A Mechanistic Design Approach for Graphite Nanoplatelet (GNP) Reinforced Asphalt Mixtures for Low-Temperature Applications

Abstract

This report explores the application of a discrete computational model for predicting the fracture behavior of asphalt mixtures at low temperatures based on the results of simple laboratory experiments. In this discrete element model, coarse aggregates are explicitly represented by spheres, and these spheres are connected by bonds representing the fine aggregate mixture, a.k.a. FAM, (i.e. asphalt binder with the fine-size aggregates). A literature review examines various methods of computational modeling of asphalt materials, as well as the application of nanomaterials to asphalt materials. Bending beam rheometer (BBR) tests are performed to obtain the mechanical properties of the fine aggregate mixture (FAM) at low temperatures.

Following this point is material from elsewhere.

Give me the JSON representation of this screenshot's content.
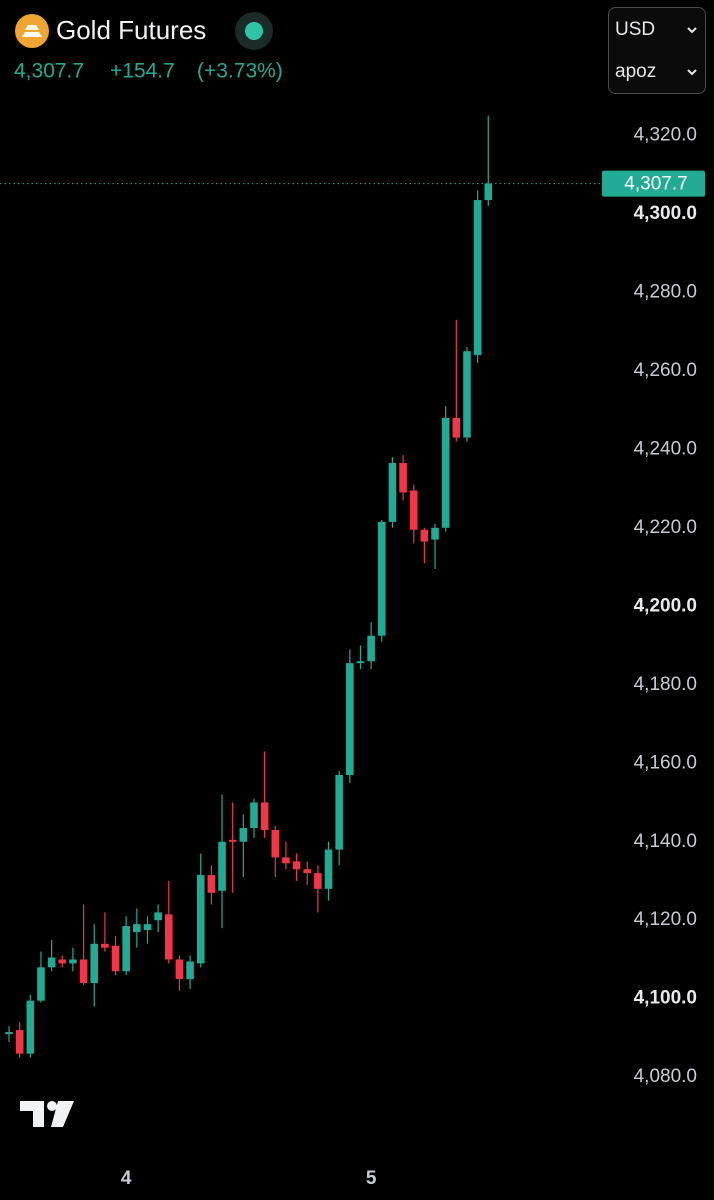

The computational model is then used to simulate the semi-circular bend (SCB) tests of the mixtures. This study considers both the conventional asphalt materials and graphite nanoplatelet (GNP) reinforced asphalt materials. The comparison between the simulated and experimental results on SCB tests shows that by employing a softening constitutive model of the FAM the discrete element model is capable of predicting the entire load-deflection curve of the SCB specimens. Based on the dimensional analysis, a parametric study is performed to understand the influence of properties of FAM on the predicted behavior of SCB specimens.